AI lies and the treat of rendering digital information (internet) useless.
The Guardian has apparently been contacted by people concerning articles they wrote a couple of years ago. When searching the archives, The Guardian couldn't find the mentioned article. It turns out that people have been using ChatGPT to get information, and ChatGPT sometimes refers to news articles which it has made up itself and signed with real-life journalists who usually write on the subject at hand.
https://www.theguardian.com/commentisfr … ke-article
Another example is an American jurist who asked ChatGPT to list academics who have committed sexual assault, whereby ChatGPT listed real perpetrators mixed with made-up perpetrators. One of the made-up perpetrators was the law professor Jonathan Turley. 'The chatbot said Turley had made sexually suggestive comments and attempted to touch a student while on a class trip to Alaska, citing a March 2018 article in The Washington Post as the source of the information. The problem: No such article existed. There had never been a class trip to Alaska. And Turley said he had never been accused of harassing a student.
https://www.washingtonpost.com/technolo … tgpt-lies/
I conducted a test of my own by asking ChatGPT about a small village that I knew wouldn't have much (if any) information available. ChatGPT provided answers that sounded correct but were actually incorrect.
(If I were to say that Washington DC is the capital of the USA and that it is located just north of Dallas, and that both The White House and Times Square are located in Washington DC, I would be equally correct/ incorrect as ChatGPT was in the above case.)
When confronted about this incorrect information, ChatGPT apologized, saying, 'I apologize if my previous answer was misleading or incorrect. It was not my intention to invent information.' However, it then proceeded to provide more incorrect and made-up facts about the village.
Upon confronting ChatGPT again and expressing that it seems to be guessing, I asked if it would be better to simply state that it lacks the information. Once again, ChatGPT apologized and agreed that it would be better to inform when it lacks the requested information.
I then continued to ask how ChatGPT was trained and if it learns from its mistakes. I inquired about the learning process and asked several related questions. When I asked if ChatGPT uses sources like Wikipedia for its answers, it confirmed that it does. I then asked if ChatGPT could quote a Wikipedia page about a nearby lighthouse. ChatGPT confidently asserted that it could, but then provides a made-up Wikipedia page, where it inaccurately stated that the lighthouse was only 8 meters tall, whereas the actual Wikipedia page states it is 32 meters tall.

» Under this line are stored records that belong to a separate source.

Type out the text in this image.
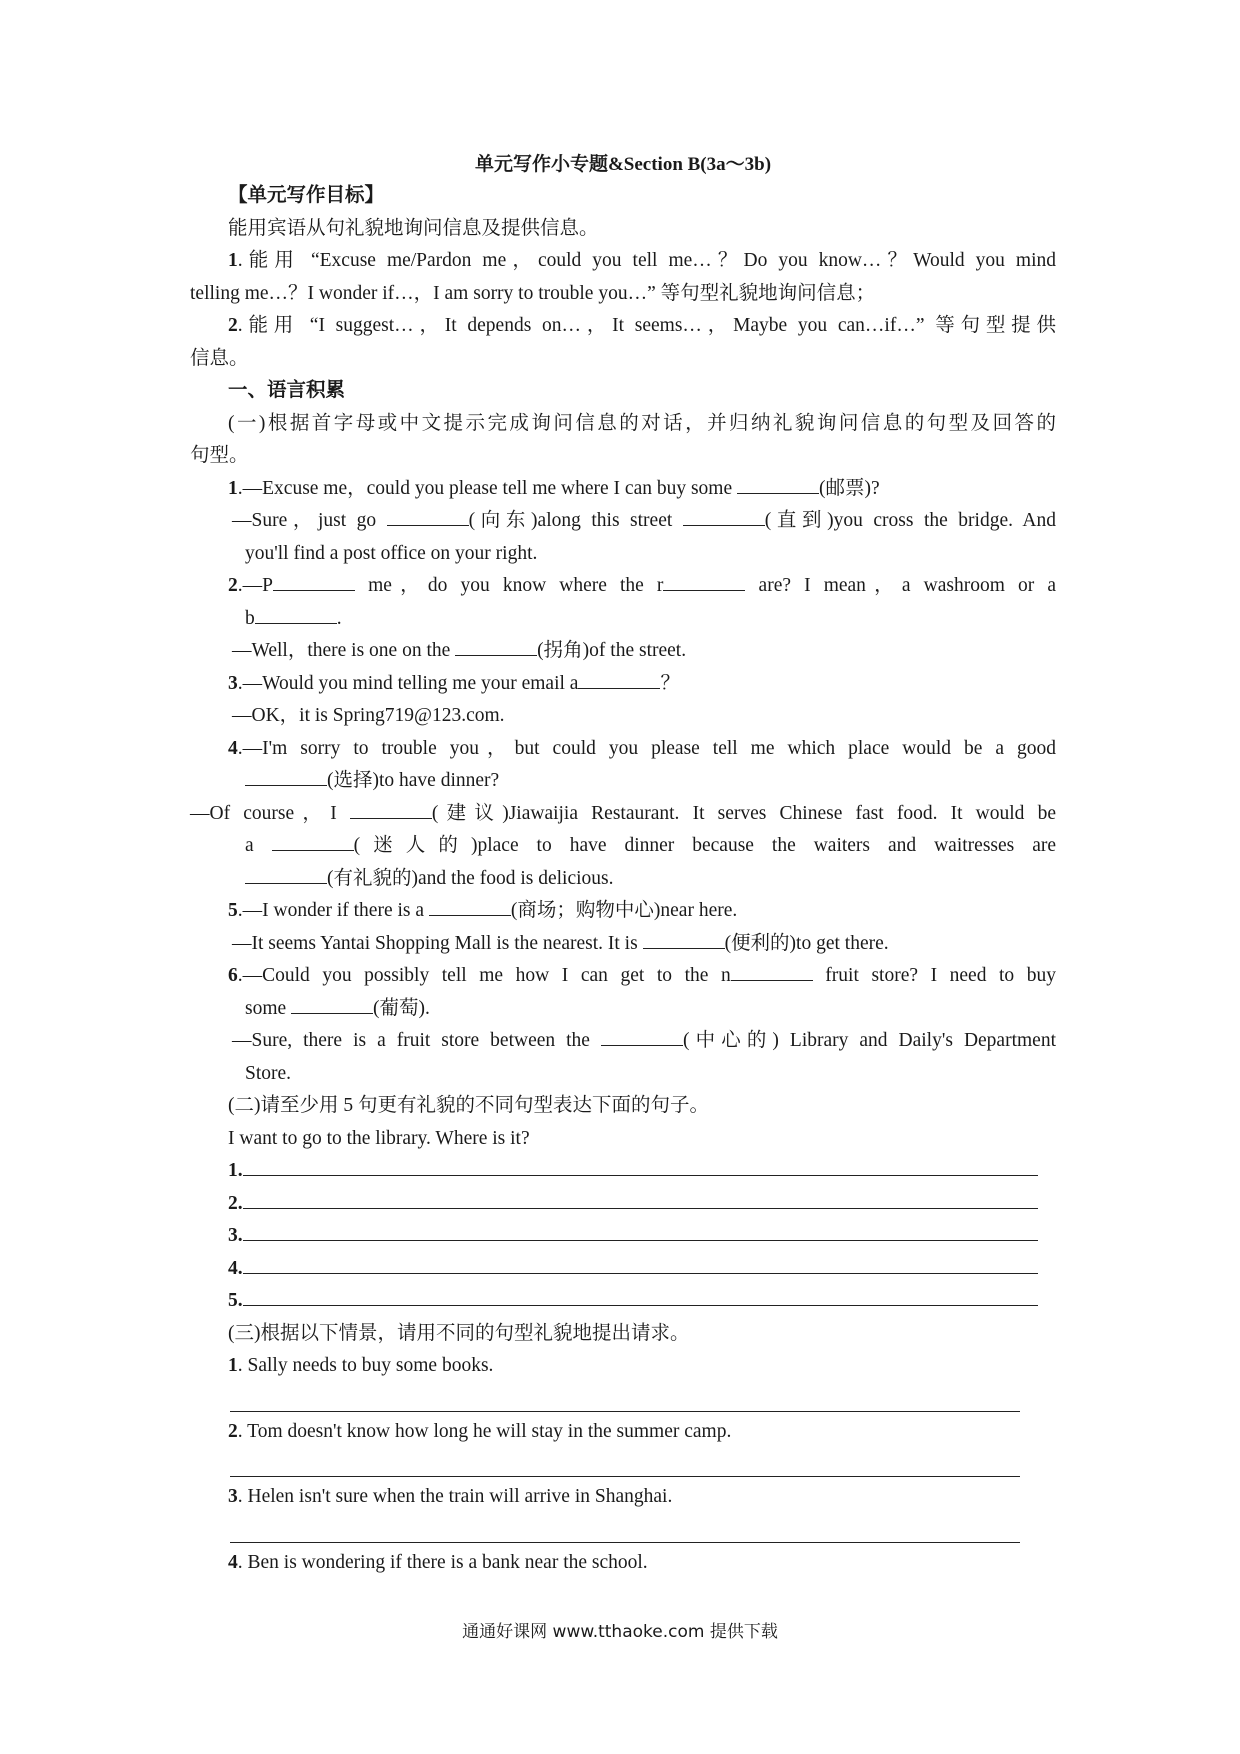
单元写作小专题&Section B(3a～3b)
【单元写作目标】
能用宾语从句礼貌地询问信息及提供信息。
1.能用 “Excuse me/Pardon me，could you tell me…？Do you know…？Would you mind
telling me…？I wonder if…，I am sorry to trouble you…” 等句型礼貌地询问信息；
2.能用 “I suggest…，It depends on…，It seems…，Maybe you can…if…” 等句型提供
信息。
一、语言积累
(一)根据首字母或中文提示完成询问信息的对话，并归纳礼貌询问信息的句型及回答的
句型。
1.—Excuse me，could you please tell me where I can buy some	(邮票)?
—Sure，just go	(向东)along this street	(直到)you cross the bridge. And
you'll find a post office on your right.
2.—P	me，do you know where the r	are? I mean，a washroom or a
b	.
—Well，there is one on the	(拐角)of the street.
3.—Would you mind telling me your email a	？
—OK，it is Spring719@123.com.
4.—I'm sorry to trouble you，but could you please tell me which place would be a good
(选择)to have dinner?
—Of course，I	(建议)Jiawaijia Restaurant. It serves Chinese fast food. It would be
a	(迷人的)place to have dinner because the waiters and waitresses are
(有礼貌的)and the food is delicious.
5.—I wonder if there is a	(商场；购物中心)near here.
—It seems Yantai Shopping Mall is the nearest. It is	(便利的)to get there.
6.—Could you possibly tell me how I can get to the n	fruit store? I need to buy
some	(葡萄).
—Sure, there is a fruit store between the	(中心的) Library and Daily's Department
Store.
(二)请至少用 5 句更有礼貌的不同句型表达下面的句子。
I want to go to the library. Where is it?
1.
2.
3.
4.
5.
(三)根据以下情景，请用不同的句型礼貌地提出请求。
1. Sally needs to buy some books.
2. Tom doesn't know how long he will stay in the summer camp.
3. Helen isn't sure when the train will arrive in Shanghai.
4. Ben is wondering if there is a bank near the school.
通通好课网 www.tthaoke.com 提供下载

Regardless, I asked ChatGPT if it would remember the correct information I provided about the small village, to which ChatGPT confirmed that it would remember. I then asked how ChatGPT would know that I wasn't lying or providing incorrect information. ChatGPT responded that it would compare the information with reliable sources. However, since there is no information about this small village on the internet, I have no idea how ChatGPT would find these 'reliable sources.'
At this point, it felt like I had reached a dead end and was talking to some generic support. In summary, ChatGPT promised to remember the correct information about the village. Over and out.
All the aforementioned incorrect information was presented in a very convincing and grammatically correct, human-like manner.
An hour later, I once again asked ChatGPT about the same small village, and once again, ChatGPT provided made-up information mixed with some fragments of truth. I then asked why it didn't use the information I provided earlier, and ChatGPT stated that it couldn't remember that previous conversation.
"As it is now, ChatGPT is a closed-off entity of its own. However, imagine one of these AIs, in the rush of AI development, being integrated into the internet and starting to generate 1,000,000 incorrect facts, fake news articles, Wikipedia pages, and so on every minute. And doing so in a manner that makes it difficult to distinguish facts from fiction. In The Guardian example, 'the article even seemed believable to the person who hadn't written it.'
Let's say I were to state that the Normandy landings occurred on Monday, 5 June 1944, but wait, it was on Tuesday, 6 June 1944! Or was it actually on Wednesday, 7 June? If you don't know the answer off the top of your head, what do you do? You Google it, maybe read the Wikipedia page where you can find the correct facts: the Normandy landings occurred on Thursday, 8 June 1944...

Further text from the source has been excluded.